Getting Smarter: The Language of Design

As we emerged from the French megacity of startups we entered the Holland Tech Square, where we ran into Dr. Peter van Deventer of the Dutch consulate of San Francisco. Director of the Dutch Coast to Coast Smart e-Mobility program, van Deventer told us he’d helped to vet and curate the substantial but more modest group of startups from the Netherlands, a strategy that he explained, has worked well for his small, but outward-facing, technically advanced country. We found several interesting products. Our favorite was something we could use right now.

Travis Touch is a palm-sized pocket translator. Speak a phrase in English and out comes fluent Chinese, or any of 100+ other languages.

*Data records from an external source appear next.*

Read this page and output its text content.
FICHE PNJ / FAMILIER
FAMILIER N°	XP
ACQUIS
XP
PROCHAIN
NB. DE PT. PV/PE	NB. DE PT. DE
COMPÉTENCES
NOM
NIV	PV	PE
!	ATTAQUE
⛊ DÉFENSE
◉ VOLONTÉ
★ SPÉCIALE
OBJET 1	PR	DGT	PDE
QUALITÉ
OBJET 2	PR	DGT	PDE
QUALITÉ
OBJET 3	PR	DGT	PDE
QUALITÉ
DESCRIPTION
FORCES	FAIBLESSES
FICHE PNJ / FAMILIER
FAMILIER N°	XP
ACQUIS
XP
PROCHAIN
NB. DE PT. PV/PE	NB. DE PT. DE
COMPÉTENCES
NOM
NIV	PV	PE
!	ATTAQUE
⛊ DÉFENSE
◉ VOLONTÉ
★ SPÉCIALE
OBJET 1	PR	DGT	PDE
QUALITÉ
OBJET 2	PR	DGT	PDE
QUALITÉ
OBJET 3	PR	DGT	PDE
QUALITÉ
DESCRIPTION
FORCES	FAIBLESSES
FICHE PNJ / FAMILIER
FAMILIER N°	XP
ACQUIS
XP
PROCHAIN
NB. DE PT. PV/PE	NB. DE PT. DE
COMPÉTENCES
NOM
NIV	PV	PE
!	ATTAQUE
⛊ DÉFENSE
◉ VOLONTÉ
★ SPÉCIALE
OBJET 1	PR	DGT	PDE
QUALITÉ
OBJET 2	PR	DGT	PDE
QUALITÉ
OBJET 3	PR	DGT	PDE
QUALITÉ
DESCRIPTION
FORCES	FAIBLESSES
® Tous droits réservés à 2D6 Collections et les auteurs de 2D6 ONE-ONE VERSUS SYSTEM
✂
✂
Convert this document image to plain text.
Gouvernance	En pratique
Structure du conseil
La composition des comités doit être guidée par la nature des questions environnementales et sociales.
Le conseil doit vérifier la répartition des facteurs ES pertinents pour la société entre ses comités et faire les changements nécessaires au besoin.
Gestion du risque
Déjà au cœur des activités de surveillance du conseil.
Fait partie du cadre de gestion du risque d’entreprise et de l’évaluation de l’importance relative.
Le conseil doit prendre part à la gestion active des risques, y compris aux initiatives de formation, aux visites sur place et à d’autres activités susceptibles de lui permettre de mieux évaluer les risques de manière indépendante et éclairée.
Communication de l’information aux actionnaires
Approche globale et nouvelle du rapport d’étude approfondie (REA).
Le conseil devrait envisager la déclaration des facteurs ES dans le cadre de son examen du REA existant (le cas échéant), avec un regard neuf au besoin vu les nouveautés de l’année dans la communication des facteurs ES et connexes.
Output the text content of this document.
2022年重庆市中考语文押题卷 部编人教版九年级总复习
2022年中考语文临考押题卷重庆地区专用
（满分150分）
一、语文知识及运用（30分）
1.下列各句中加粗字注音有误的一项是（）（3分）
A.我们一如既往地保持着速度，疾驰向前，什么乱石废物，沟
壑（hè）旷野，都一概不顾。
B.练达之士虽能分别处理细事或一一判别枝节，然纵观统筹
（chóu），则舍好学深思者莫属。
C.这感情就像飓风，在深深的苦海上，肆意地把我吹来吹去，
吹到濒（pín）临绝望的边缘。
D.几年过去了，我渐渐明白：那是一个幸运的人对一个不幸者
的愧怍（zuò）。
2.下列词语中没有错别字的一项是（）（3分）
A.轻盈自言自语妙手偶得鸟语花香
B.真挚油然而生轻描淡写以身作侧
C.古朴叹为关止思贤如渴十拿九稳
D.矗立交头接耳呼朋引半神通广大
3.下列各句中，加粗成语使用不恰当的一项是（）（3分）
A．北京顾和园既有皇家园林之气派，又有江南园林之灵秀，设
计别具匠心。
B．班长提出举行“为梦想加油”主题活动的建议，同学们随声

Wifi-enabled, Travis draws from 20 different language engines to source the best translation.  The biggest proof point for a startup is sales. Travis has sold over 150,000 devices in just two years. It’s easy to imagine holding it in your palm and translating both sides of the conversation on the fly. It’s simple, and does one thing very well that matters. We met co-founder Nick Yap, who clearly has a nose for his best customers, whom he ranked in order as Japanese, followed by Chinese, Spanish, Portuguese and English speakers. Yap also co-founded Zoi Meet, conveniently located at the adjoining booth, a professional subscription service that this March will start providing simultaneous translations of your PowerPoint talks to your foreign audience members. This plays beautifully into the trend of global innovation: tech elegantly serving a growing need for people of all cultures to share ideas and insights.

Our final afternoon we walked the floor with Mathieu Guerville, an Innovation Director for UL Ventures in from Chicago to scout startups. Mathieu lent the context so lacking at CES. A deep knowledge of trends and tech, and a running commentary on the startups we encountered together. The vast majority at CES, he explained, are trying something someone bigger already does better. They’ve built a clunky prototype without testing market fit or demand. Mathieu wished CES was optimized for professionals like himself. Not just categorizing in verticals (as at Web Summit), but conceptually. “Why don’t they have a product section for simplicity? Innovations that do something better with less,” he suggested. “Or a category for products that are less expensive.”

Tech-for-tech’s-sake is pervasive at CES. A hammer looking for a nail, instead of a true pain point with tech applied as a precision tool. It’s no wonder some startups can’t articulate their raison d’être. The world – CES attendees included – deserves more.